Think big by thinking small

But what if there's a way to make biofuels directly from the energy of the sun, wind and moving water without needing to grow plants to feed in? And what if that process got the carbon for the carbon-based fuel directly from atmospheric CO2?

"When it comes to making biofuels with bacteria, the question is, can we do a better job of harvesting the sun's energy than plants can?" Columbia University chemical engineer Scott Banta told Txchnologist. "We need ways to use real-time energy from the sun and real-time carbon from the air, and turn it directly into gasoline."

Banta's lab is one of several making inroads to do just that, and his team recently secured a second round of funding from the Department of Energy's advanced research arm after seeing initial success growing biofuel-producing bacteria that use electricity for food. If it works, the technology, called electrofuels, could mean pumping liquid fuel out of solar panels and wind turbines. The Energy Department said electrofuel production has the potential to be 10 times more efficient than that used to make biofuels.

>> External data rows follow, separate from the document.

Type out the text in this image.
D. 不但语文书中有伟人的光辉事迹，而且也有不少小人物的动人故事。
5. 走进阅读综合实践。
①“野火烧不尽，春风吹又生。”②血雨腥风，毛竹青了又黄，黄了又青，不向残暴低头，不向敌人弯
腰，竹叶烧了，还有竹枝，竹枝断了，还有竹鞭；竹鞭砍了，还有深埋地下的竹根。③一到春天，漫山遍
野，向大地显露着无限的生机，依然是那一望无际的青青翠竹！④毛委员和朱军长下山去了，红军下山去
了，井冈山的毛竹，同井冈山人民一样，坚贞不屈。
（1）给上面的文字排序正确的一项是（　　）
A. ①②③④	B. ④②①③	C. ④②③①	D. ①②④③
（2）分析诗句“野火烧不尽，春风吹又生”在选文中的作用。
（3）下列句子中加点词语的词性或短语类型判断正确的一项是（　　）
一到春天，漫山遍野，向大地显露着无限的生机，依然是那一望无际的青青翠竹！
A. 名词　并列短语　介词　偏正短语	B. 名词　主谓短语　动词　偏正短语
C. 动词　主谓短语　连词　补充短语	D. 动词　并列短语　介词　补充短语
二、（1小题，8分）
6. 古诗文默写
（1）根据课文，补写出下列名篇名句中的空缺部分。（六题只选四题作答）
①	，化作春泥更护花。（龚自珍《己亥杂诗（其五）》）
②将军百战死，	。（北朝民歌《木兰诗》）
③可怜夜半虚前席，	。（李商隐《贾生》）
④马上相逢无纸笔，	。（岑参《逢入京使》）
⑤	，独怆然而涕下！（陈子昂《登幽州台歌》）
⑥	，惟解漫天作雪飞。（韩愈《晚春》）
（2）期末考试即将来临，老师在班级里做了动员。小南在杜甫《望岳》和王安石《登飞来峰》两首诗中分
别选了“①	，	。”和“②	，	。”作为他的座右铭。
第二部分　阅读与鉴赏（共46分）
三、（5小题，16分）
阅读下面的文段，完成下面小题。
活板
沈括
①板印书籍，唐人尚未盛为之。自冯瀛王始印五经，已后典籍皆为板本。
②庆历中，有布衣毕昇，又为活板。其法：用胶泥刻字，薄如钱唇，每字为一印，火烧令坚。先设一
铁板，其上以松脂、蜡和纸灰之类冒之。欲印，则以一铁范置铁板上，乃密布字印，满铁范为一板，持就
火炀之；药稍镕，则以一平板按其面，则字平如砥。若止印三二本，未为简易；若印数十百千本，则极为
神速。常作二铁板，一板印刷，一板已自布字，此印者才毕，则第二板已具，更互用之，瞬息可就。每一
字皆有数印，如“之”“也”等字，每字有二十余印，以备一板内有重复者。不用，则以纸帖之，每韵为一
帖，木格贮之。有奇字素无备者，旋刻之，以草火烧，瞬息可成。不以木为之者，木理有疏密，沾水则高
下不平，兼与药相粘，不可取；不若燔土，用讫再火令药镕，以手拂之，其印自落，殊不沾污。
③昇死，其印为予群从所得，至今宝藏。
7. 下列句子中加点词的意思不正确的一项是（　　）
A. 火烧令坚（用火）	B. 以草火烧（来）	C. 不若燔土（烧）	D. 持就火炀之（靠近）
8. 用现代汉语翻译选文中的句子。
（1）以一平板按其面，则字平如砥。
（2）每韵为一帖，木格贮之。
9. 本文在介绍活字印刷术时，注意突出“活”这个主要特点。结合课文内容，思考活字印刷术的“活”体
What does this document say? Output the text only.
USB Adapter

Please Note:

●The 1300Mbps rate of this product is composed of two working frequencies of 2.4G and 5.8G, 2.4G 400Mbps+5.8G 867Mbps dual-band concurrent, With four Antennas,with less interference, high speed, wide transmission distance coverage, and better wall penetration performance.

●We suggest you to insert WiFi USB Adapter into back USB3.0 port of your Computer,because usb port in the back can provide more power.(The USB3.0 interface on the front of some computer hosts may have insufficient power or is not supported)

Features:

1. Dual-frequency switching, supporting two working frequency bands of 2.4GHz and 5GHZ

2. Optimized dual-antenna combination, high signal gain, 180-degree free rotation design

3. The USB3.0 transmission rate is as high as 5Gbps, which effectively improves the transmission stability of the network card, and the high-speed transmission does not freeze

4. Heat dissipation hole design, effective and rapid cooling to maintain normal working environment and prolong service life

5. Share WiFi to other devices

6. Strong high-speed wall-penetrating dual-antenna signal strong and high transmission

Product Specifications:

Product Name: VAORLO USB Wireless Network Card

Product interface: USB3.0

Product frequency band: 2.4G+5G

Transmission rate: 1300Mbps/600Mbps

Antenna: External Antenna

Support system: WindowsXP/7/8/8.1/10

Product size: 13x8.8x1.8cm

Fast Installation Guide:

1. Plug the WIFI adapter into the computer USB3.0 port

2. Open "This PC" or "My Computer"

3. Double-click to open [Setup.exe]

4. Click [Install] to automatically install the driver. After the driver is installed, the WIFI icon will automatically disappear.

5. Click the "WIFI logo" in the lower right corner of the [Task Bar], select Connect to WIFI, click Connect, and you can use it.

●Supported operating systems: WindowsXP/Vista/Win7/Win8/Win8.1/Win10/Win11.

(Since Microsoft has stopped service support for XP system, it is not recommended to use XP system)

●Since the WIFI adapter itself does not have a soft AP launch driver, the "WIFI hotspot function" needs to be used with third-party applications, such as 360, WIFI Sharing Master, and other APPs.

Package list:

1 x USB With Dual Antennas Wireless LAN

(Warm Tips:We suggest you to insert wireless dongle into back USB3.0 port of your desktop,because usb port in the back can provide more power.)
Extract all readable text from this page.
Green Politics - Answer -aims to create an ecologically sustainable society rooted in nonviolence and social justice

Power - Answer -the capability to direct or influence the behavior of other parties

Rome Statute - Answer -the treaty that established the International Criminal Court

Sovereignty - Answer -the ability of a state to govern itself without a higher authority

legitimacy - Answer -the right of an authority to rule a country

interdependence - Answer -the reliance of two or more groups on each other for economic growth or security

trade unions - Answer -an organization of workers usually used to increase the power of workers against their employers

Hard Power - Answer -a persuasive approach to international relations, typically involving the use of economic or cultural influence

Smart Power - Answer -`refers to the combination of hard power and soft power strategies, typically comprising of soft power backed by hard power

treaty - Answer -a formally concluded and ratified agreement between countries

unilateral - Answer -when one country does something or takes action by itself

The team, collaborating with the lab of fellow Columbia electrochemical engineer Alan West, is using a kind of bacteria naturally found in mines. The organism, Acidithiobacillus ferrooxidans, oxidizes iron as its sole energy source and pulls in atmospheric CO2 for the carbon it needs. It already is being used in the mining industry to extract metals from ore.

A. ferrooxidans is grown in a bioreactor with iron in it. Electricity fed into the system reduces the iron so the bacteria can oxidize it to harvest electrons. Banta's team has been refining a process started by others that uses electrons and atmospheric CO2 to grow the bacterial cells.

"Others already figured that part out," he said. "Our major breakthrough is that we genetically modified the bacteria to produce two different fuel chemicals that can be blended into diesel. Now, instead of just making cells from electricity and air, we can hopefully make fuel from electricity and air."

In the electrochemical reactor, ferric iron is reduced to ferrous iron. This is fed to the biochemical reactor where genetically modified iron-oxidizing cells (Acidithiobacillus ferrooxidans) are able to produce chemicals or fuels from CO2. This process provides a means to convert renewable energy (such as solar) to liquid fuels and chemicals. (Credit: Banta et al.)

He said the results that they've achieved so far are promising, although the system's efficiency is low. The researchers will use the new round of funding to make the bioreactor system more efficient and to complete metabolic engineering on the bacteria to push it to produce more fuel.

"The science has been demonstrated on this process and now it's an engineering question of getting it up to scale," he said. "We're optimistic. We think this is an energy source of the future."